Diagnosis/testing: The diagnosis of HMSN/ACC is established in a proband with suggestive findings and biallelic pathogenic variants in SLC12A6 identified by molecular genetic testing.
Management: Treatment of manifestations: Walking aids such as canes or walkers are required. As the disease progresses, orthoses for upper and lower limbs and physiotherapy are needed to prevent contractures. Early developmental/educational intervention addresses cognitive delays. Depending on severity, individuals with HMSN/ACC usually require corrective surgery for scoliosis. Neuroleptics may be used to treat psychiatric manifestations, usually during adolescence.
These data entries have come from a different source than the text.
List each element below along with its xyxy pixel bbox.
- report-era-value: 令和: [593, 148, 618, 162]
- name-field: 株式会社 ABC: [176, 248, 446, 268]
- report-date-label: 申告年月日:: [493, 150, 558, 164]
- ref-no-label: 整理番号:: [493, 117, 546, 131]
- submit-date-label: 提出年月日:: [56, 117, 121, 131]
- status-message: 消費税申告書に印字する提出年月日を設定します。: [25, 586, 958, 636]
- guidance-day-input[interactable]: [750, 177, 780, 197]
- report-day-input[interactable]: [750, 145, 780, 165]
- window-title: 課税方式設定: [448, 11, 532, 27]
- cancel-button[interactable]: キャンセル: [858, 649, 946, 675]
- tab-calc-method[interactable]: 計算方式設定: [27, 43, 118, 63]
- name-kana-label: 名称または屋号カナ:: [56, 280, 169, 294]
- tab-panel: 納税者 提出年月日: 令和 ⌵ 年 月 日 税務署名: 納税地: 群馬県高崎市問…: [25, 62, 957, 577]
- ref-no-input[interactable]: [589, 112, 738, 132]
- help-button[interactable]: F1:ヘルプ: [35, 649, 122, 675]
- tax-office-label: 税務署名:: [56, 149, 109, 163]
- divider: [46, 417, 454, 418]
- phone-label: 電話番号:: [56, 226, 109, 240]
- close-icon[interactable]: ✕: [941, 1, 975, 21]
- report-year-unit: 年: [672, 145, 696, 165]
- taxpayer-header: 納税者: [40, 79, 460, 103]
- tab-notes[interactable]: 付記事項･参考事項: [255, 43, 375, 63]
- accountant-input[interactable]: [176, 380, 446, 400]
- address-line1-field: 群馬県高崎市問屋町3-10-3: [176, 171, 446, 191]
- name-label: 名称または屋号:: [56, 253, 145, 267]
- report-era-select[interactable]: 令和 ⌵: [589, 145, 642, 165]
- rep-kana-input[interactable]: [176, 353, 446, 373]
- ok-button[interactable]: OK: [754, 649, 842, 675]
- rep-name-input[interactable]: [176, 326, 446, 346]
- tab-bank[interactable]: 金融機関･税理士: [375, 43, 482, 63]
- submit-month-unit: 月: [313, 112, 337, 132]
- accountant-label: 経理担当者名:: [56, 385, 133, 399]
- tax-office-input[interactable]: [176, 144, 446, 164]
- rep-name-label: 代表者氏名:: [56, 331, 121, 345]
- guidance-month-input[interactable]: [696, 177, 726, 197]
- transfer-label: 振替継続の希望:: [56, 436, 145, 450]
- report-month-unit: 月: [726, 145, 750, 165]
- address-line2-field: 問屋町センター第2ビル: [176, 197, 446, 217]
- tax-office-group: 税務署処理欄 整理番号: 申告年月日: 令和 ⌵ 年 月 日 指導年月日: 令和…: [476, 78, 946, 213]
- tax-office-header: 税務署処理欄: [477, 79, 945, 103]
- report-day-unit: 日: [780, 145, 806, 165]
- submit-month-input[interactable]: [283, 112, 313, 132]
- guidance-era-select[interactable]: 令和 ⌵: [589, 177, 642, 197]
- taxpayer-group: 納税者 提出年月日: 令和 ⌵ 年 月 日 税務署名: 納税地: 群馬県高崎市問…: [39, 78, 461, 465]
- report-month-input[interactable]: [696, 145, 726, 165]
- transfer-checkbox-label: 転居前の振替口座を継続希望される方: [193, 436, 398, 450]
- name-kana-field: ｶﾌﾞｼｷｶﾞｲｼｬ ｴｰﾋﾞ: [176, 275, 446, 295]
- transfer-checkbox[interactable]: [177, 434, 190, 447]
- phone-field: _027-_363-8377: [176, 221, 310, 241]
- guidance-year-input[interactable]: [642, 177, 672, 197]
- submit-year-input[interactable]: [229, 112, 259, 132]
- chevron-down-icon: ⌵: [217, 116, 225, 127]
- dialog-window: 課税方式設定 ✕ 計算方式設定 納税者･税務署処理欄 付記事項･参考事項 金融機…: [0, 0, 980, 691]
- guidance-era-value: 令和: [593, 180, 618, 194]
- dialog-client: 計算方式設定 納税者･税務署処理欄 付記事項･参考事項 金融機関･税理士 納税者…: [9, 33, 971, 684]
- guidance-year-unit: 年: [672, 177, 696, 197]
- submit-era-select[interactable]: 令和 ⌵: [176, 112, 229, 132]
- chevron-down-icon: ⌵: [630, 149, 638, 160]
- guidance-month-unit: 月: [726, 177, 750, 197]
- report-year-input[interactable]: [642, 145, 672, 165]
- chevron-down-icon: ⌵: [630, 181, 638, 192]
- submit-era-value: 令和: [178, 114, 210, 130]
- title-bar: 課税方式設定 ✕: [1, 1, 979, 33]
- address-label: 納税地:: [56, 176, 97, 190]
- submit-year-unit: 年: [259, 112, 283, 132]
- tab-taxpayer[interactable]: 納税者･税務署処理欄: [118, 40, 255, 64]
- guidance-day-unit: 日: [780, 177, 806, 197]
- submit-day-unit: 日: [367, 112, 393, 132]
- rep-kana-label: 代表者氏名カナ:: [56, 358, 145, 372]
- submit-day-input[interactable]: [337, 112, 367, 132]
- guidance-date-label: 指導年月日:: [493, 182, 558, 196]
Surveillance: Monitor in the early teens for scoliosis and in the late teens for psychiatric manifestations.
Genetic counseling: HMSN/ACC is inherited in an autosomal recessive manner. At conception, each sib of an affected individual has a 25% chance of being affected, a 50% chance of being an asymptomatic carrier, and a 25% chance of being unaffected and not a carrier. Heterozygotes (carriers) are asymptomatic. Once the SLC12A6 pathogenic variants have been identified in an affected family member, carrier testing for at-risk family members and prenatal and preimplantation genetic testing are possible.